Llegó a la escalera de la caseta. No había nadie allí, ningún movimiento. Envuelto en un grueso capote marinero y con gorra de lana, Arren no sentía frío, pero tiritaba mientras aguardaba en la oscuridad, en los peldaños de piedra.
Las casetas se recortaban negras contra la negrura del agua, y de pronto llegó de allí un golpe seco, tres veces repetido. A Arren se le erizaron los cabellos. Una sombra alargada resbaló, silenciosa, sobre el agua: una embarcación se deslizaba hacia el muelle. Arren se precipitó escaleras abajo, corrió hasta el espigón y saltó a la barca.

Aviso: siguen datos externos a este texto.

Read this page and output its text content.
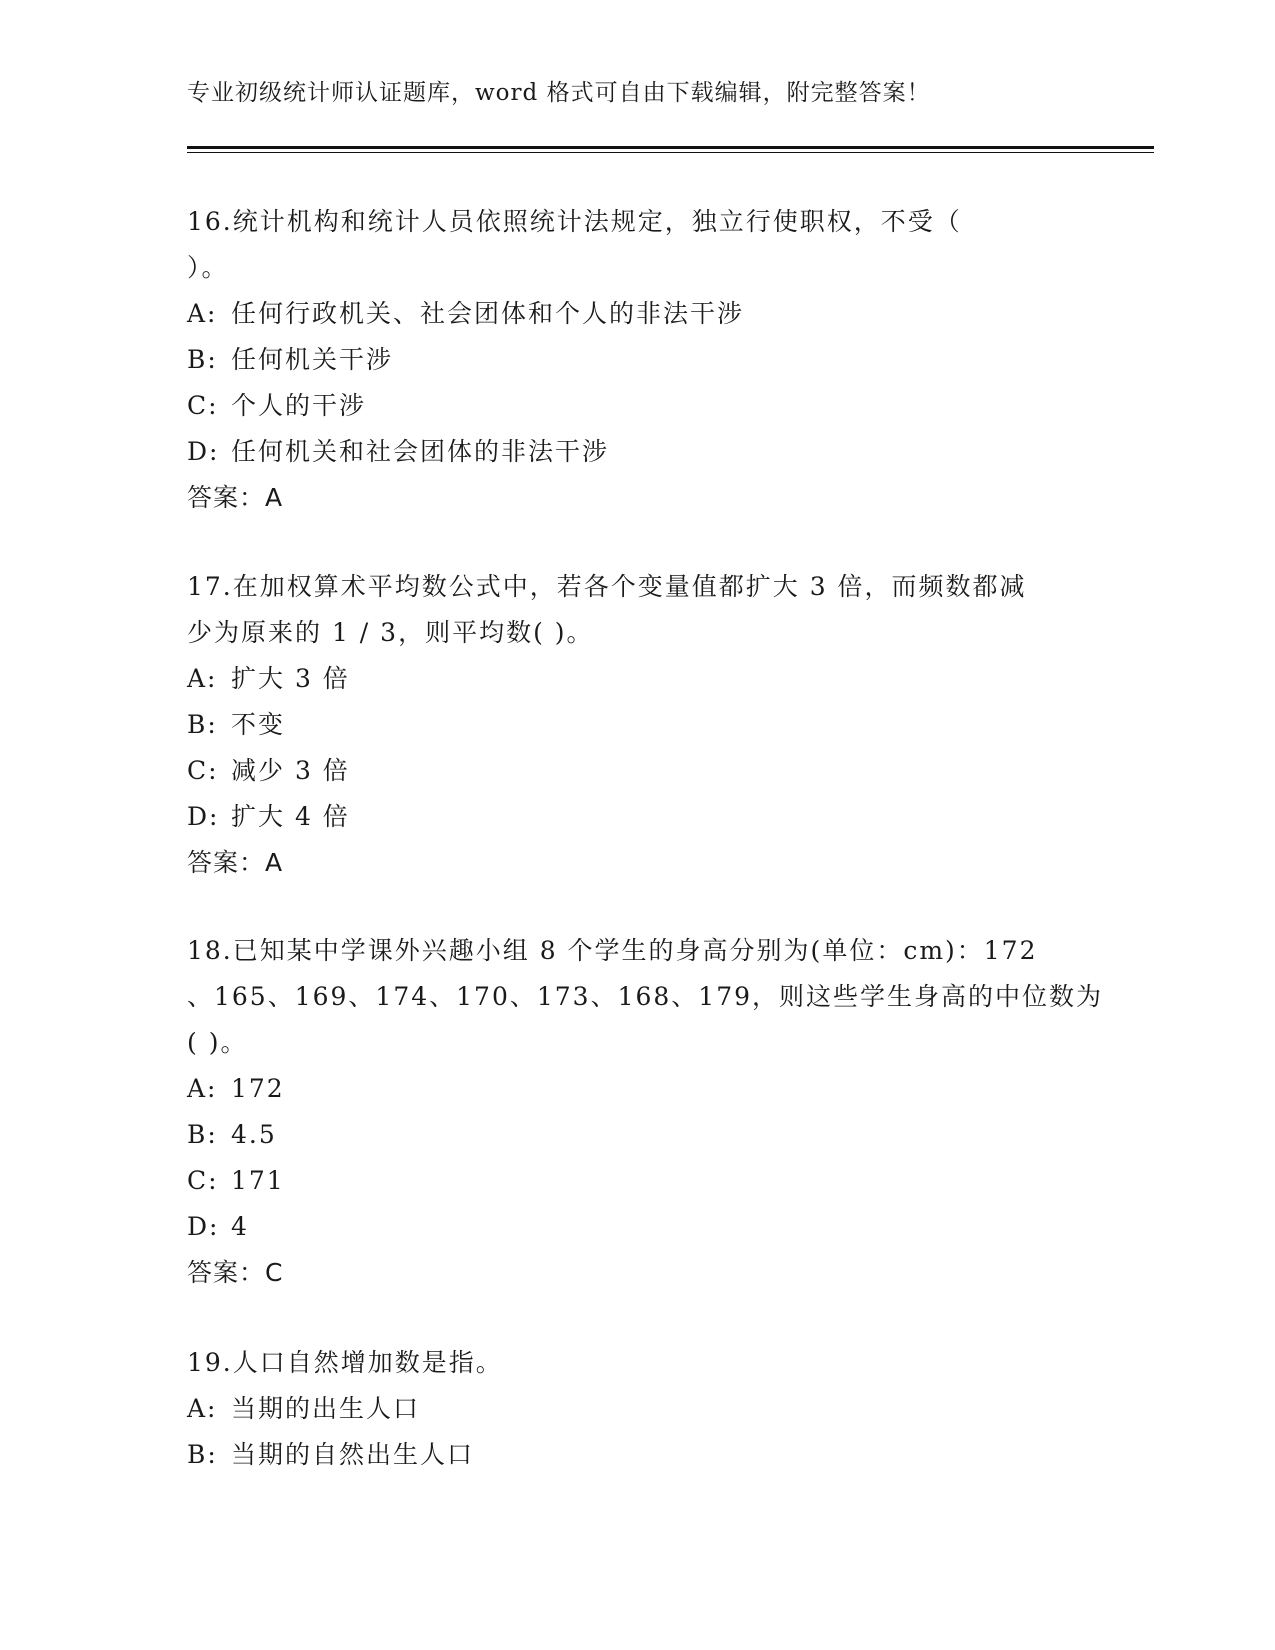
专业初级统计师认证题库，word 格式可自由下载编辑，附完整答案！
16.统计机构和统计人员依照统计法规定，独立行使职权，不受（
）。
A: 任何行政机关、社会团体和个人的非法干涉
B: 任何机关干涉
C: 个人的干涉
D: 任何机关和社会团体的非法干涉
答案：A
17.在加权算术平均数公式中，若各个变量值都扩大 3 倍，而频数都减
少为原来的 1 / 3，则平均数( )。
A: 扩大 3 倍
B: 不变
C: 减少 3 倍
D: 扩大 4 倍
答案：A
18.已知某中学课外兴趣小组 8 个学生的身高分别为(单位：cm)：172
、165、169、174、170、173、168、179，则这些学生身高的中位数为
( )。
A: 172
B: 4.5
C: 171
D: 4
答案：C
19.人口自然增加数是指。
A: 当期的出生人口
B: 当期的自然出生人口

—Ponte al timón —dijo el Archimago, una figura borrosa que se movía, ágil, en la proa— y sujétalo con firmeza mientras yo izo la vela.
Estaban ya fuera del puerto, y la vela, desplegándose como un ala blanca, reflejaba la luz creciente.
—Sopla un viento del oeste y no tenemos que remar para salir de la bahía, un regalo de despedida del Maestro de Vientos, no me cabe duda. Presta atención, hijo, ¡la barca es muy ligera de timón! Bien. Un viento del oeste, y un amanecer claro para el Día de Equilibrio de la primavera.
—¿Es Miralejos esta barca? —Arren conocía de oídas la embarcación del Archimago, a través de cantares y leyendas.